California’s insurance commissioner on Thursday issued a one-year ban on insurers dropping policies on homes, rentals and businesses in wildfire-damaged areas. He also called on insurers to voluntarily stop dropping policyholders solely for wildfire risk reasons.
“I am calling on insurance companies to push the pause button on issuing non-renewals for one year,” the commissioner, Ricardo Lara, said in statement, “to give breathing room to communities and homeowners while they adapt and mitigate risks, give the Legislature time to work on additional lasting solutions, and allow California’s insurance market to stabilize.”

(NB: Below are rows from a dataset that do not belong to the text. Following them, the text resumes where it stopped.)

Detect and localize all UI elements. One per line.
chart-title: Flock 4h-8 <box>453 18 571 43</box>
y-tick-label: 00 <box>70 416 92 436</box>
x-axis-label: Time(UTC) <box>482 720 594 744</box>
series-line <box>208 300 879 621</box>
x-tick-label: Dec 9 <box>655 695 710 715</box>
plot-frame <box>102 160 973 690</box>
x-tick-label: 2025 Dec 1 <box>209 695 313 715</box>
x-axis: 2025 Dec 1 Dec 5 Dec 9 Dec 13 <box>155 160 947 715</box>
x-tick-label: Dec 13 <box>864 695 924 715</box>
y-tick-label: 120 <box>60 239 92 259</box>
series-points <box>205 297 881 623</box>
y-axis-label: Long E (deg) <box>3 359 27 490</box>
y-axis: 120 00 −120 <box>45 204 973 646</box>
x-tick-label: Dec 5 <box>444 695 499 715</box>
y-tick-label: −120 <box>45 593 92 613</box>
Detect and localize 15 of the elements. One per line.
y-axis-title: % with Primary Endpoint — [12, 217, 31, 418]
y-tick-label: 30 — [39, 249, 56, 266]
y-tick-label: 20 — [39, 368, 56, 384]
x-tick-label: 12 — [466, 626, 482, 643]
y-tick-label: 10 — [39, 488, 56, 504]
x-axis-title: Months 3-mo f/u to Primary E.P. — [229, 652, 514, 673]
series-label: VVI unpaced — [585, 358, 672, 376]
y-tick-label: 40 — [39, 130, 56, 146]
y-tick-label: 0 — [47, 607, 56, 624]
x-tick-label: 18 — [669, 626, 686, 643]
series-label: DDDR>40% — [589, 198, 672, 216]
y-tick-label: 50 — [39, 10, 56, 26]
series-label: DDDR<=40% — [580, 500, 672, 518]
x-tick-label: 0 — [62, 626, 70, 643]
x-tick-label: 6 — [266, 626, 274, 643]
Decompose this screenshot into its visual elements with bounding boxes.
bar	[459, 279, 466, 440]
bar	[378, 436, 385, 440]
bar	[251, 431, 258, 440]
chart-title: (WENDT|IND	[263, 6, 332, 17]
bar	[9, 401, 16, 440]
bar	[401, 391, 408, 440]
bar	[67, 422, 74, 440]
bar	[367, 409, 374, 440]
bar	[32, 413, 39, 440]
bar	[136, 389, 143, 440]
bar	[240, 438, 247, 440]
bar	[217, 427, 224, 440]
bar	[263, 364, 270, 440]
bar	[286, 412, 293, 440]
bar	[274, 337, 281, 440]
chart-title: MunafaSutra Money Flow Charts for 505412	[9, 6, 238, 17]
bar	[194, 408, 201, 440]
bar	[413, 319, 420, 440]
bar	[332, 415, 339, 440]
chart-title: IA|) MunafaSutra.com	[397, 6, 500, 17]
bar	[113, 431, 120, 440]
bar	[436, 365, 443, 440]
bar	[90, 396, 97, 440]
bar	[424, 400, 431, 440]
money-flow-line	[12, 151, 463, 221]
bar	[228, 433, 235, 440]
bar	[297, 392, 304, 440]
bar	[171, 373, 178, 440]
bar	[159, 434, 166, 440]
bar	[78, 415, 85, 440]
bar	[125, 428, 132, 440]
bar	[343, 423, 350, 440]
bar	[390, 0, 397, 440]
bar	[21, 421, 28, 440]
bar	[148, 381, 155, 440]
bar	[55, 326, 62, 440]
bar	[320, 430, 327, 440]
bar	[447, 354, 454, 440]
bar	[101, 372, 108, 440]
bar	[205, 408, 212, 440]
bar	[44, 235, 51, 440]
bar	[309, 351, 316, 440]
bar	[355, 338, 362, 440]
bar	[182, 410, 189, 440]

Lara invoked a law he wrote last year, as a Democratic state senator. The law prohibits insurers — for a year after a state of emergency had been declared — from canceling or refusing to renew insurance policies for residential property solely because a building is near a wildfire burn area.
California Gov. Gavin Newsom, a Democrat, declared a state of emergency in October, citing wind-fueled fires sweeping the state.
In many fire-prone Western states, it’s becoming more difficult to insure properties surrounded by forest, reachable only by backroads, or on slopes where a wildfire is likely to run. Insurance companies often require homeowners to cut back trees and undergrowth.
The problem may be most acute in California, where in recent years wildfires have flattened neighborhoods and the town of Paradise.
The California Department of Insurance in August reported a 6% one-year increase in insurers dropping policies in sparsely populated areas where the state has primary fire-fighting responsibility. In ZIP codes affected by major wildfires in 2015 and 2017, insurer-initiated non-renewals jumped by 10% last year, the agency said.
The moratorium will cover at least 800,000 homes, the department said.